Tapentadol extended release (ER) is approved for the management of chronic and acute pain in adults. There has been no report of tapentadol ER pharmacokinetics in subjects with cancer pain. This analysis investigated tapentadol ER pharmacokinetics in Japanese patients with cancer pain and bridged it with the pharmacokinetics in Japanese healthy subjects and Caucasian patients with cancer pain. Nonlinear mixed-effect pharmacokinetic modeling was conducted based on pooled tapentadol ER concentration data collected in five Phase 1 studies from 138 Japanese and Korean healthy subjects and in two Phase 3 studies from 215 Japanese and Korean subjects with cancer pain. Expected tapentadol exposure in subjects with different characteristics was assessed via simulation. Tapentadol ER exposures in Caucasian populations were compared with those in corresponding Japanese populations. Tapentadol ER pharmacokinetics in Japanese cancer-pain patients were adequately described by a time-invariant, one-compartment disposition model with two input functions and first-order elimination.

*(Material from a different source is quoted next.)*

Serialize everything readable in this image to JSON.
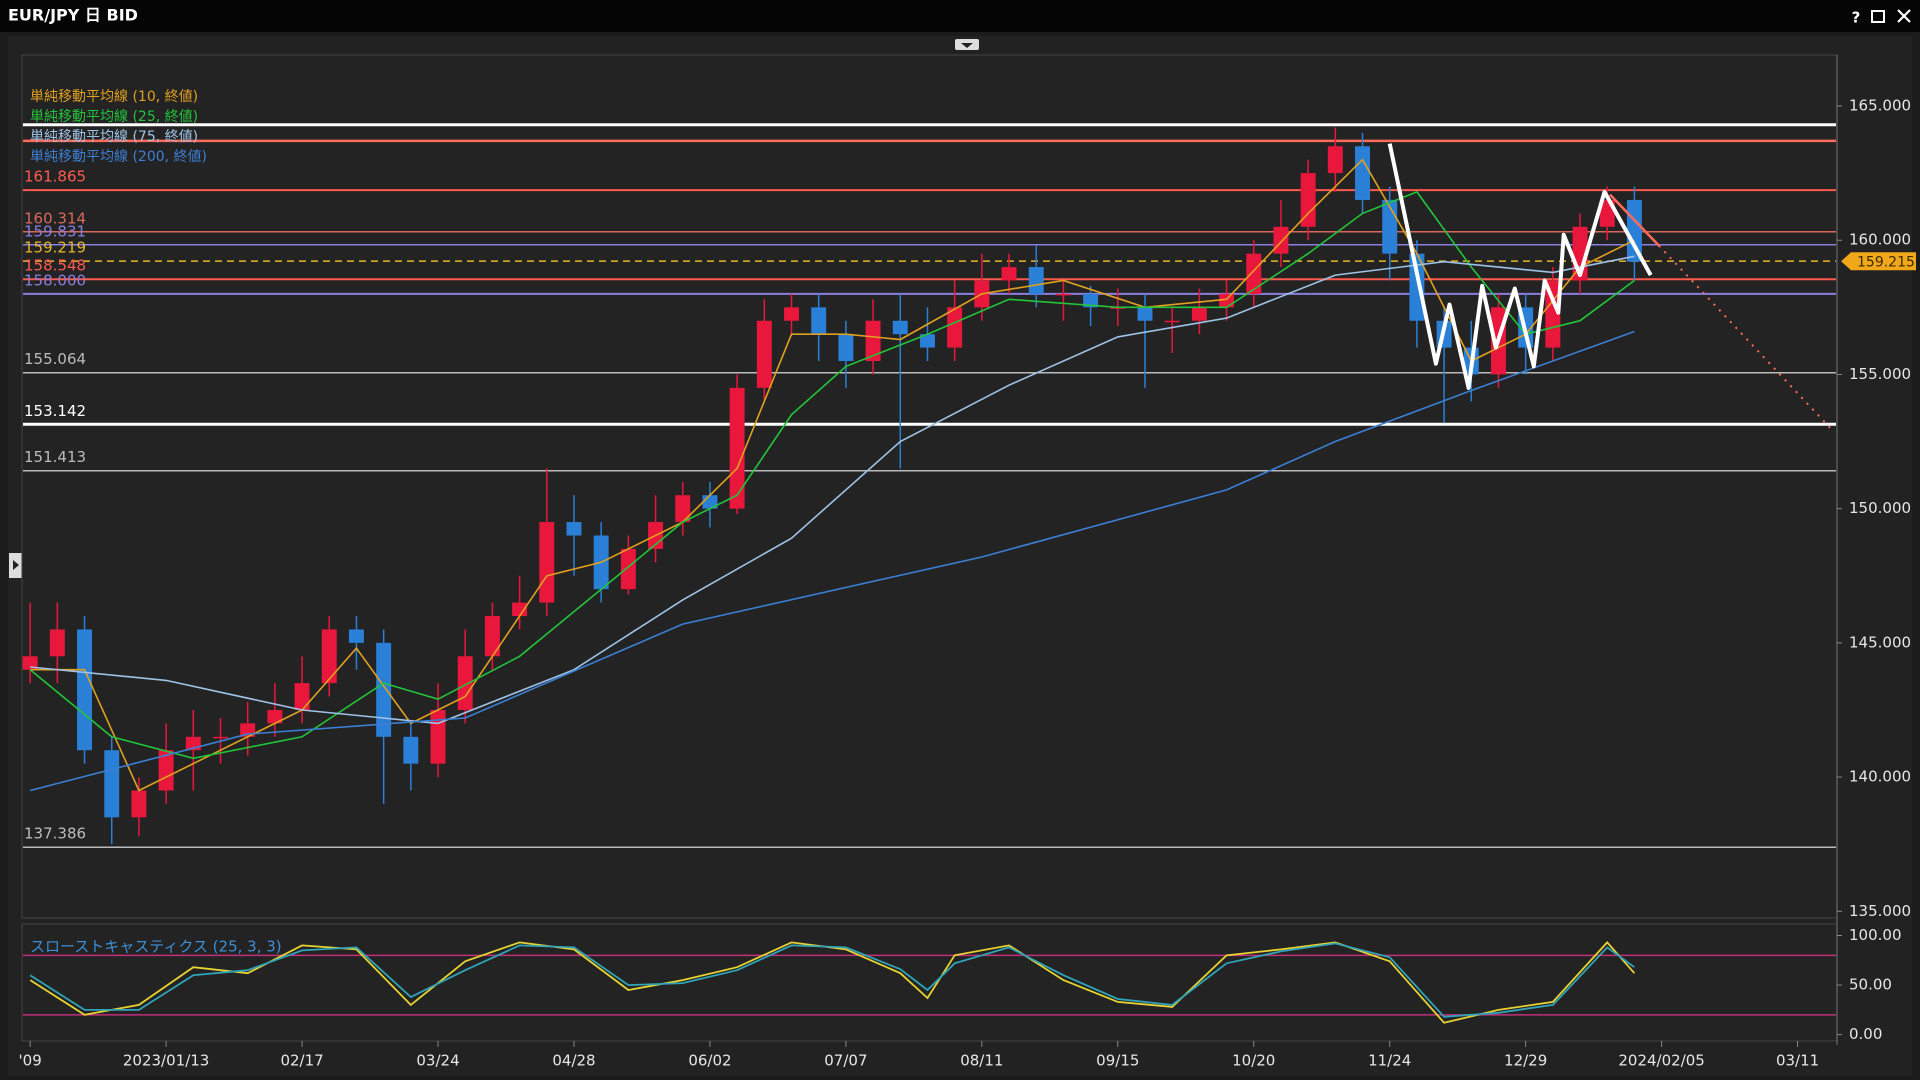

Weight, age, and albumin were identified as statistically significant covariates, but do not warrant dose adjustment. Comparable pharmacokinetics were shown between Japanese healthy and Caucasian healthy subjects, and between Japanese cancer-pain patients and Caucasian cancer-pain patients. The apparent differences in the estimated individual pharmacokinetic parameters in Japanese healthy subjects and Japanese cancer-pain patients taking tapentadolER were explained by covariates incorporated in a unified pharmacokinetic model. Population modeling was essential in this cross-population bridging analysis.